• PROS AND CONS OF 4 COMMON NON-DAIRY MILK

    Learn about these alternatives.

    Cow milk is facing some stiff competition in the supermarket from common non-dairy milk. So, how do you know which ones will do your body good? “Most non-dairy milk are fortified with the same amounts of bone-strengthening calcium and vitamin D you’d find in the cow’s product, so that much is a level playing field,” says Ruth Frechman, R.D., a nutritionist in Burbank, CA, and a spokesperson for the Academy of Nutrition and Dietetics. But some versions are deficient in the other important nutrient – like protein – or contain more of certain vitamins. Here are pros and cons of common non-dairy options.

     

    1. Rice

    Pros: Combine partially milled rice with water and you get the ultimate cholesterol-free, hypoallergenic beverage – a saviour for those avoiding soy, nuts or dairy.
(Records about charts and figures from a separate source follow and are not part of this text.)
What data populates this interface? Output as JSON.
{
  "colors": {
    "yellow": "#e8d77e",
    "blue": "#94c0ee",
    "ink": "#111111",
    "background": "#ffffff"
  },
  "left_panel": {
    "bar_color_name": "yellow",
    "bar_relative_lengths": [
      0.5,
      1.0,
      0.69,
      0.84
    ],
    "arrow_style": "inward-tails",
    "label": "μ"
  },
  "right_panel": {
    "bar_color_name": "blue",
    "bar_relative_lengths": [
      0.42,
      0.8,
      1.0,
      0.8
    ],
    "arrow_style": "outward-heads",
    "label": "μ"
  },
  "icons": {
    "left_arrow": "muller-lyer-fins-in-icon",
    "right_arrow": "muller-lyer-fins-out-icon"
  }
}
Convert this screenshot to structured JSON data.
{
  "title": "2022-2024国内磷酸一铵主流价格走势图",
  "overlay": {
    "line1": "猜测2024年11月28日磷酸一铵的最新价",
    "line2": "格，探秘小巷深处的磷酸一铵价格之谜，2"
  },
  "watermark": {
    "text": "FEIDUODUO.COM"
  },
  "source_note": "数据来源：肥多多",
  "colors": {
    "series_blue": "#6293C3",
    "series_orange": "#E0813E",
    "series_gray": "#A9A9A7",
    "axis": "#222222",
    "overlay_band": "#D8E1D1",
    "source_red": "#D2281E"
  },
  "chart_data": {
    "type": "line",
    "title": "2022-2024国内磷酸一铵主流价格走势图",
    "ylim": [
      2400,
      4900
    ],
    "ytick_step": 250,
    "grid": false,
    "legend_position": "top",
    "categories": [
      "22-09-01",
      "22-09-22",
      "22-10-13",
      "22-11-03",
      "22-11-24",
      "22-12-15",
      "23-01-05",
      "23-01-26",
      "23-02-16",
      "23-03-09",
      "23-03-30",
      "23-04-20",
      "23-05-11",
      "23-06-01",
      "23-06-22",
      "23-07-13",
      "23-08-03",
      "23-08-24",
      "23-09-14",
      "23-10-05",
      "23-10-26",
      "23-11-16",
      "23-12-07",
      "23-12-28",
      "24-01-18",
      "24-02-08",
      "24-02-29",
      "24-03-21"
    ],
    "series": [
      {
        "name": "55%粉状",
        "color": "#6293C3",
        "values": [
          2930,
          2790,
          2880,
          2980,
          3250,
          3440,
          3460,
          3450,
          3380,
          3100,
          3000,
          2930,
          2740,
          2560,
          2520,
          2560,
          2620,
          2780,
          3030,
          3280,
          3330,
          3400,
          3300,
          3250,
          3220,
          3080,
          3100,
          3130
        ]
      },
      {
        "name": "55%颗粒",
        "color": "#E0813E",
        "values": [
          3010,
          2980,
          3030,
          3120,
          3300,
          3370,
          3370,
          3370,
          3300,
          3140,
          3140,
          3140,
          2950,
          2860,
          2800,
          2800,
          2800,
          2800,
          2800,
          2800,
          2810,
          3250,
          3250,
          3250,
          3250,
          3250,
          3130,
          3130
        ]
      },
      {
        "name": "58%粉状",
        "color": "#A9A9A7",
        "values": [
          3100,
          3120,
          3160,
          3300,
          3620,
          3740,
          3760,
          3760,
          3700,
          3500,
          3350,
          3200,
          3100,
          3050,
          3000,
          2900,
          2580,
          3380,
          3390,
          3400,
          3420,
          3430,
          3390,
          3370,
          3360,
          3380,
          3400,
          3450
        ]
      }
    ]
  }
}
    Cons: Rice milk has minimal amounts of protein and fiber and lots of carbs – 23 grams in 1 cup, compared with 12 in skim milk. Some also find it too watery for coffee or cereal.

     

    2. Soy (light)

    Pros: Made from a mixture of heart-healthy soybeans and water, this non-dairy vegan pick contains almost as much as protein as cow’s milk.

    Cons: Some studies have linked high soy intake to health conditions ranging from digestive ailments to reproductive disorders. Limit yourself to 1 cup a day if you’re concerned.

     

    3. Almond

    Pros: This low-cal drink boasts a whole milk-like texture and a big dose of antioxidant vitamin E. Its sweet, nutty flavor is an excellent complement to coffee and breakfast cereal.

    Cons: Though typically enriched with calcium and vitamin D, almond milk loses fiber and protein during production.

     

    4. Coconut

    Pros: This fresh blend coconut pulp and water is fortified with vitamin B12, which promotes a healthy nervous system. The milk’s naturally sweet taste and thick consistency make it ideal for use in baked goods and smoothies.

    Cons: All 5 grams of fat in a serving are saturated (that’s a third of the daily limit for women on a 1600-calories-per-day-diet), so sip with resistance.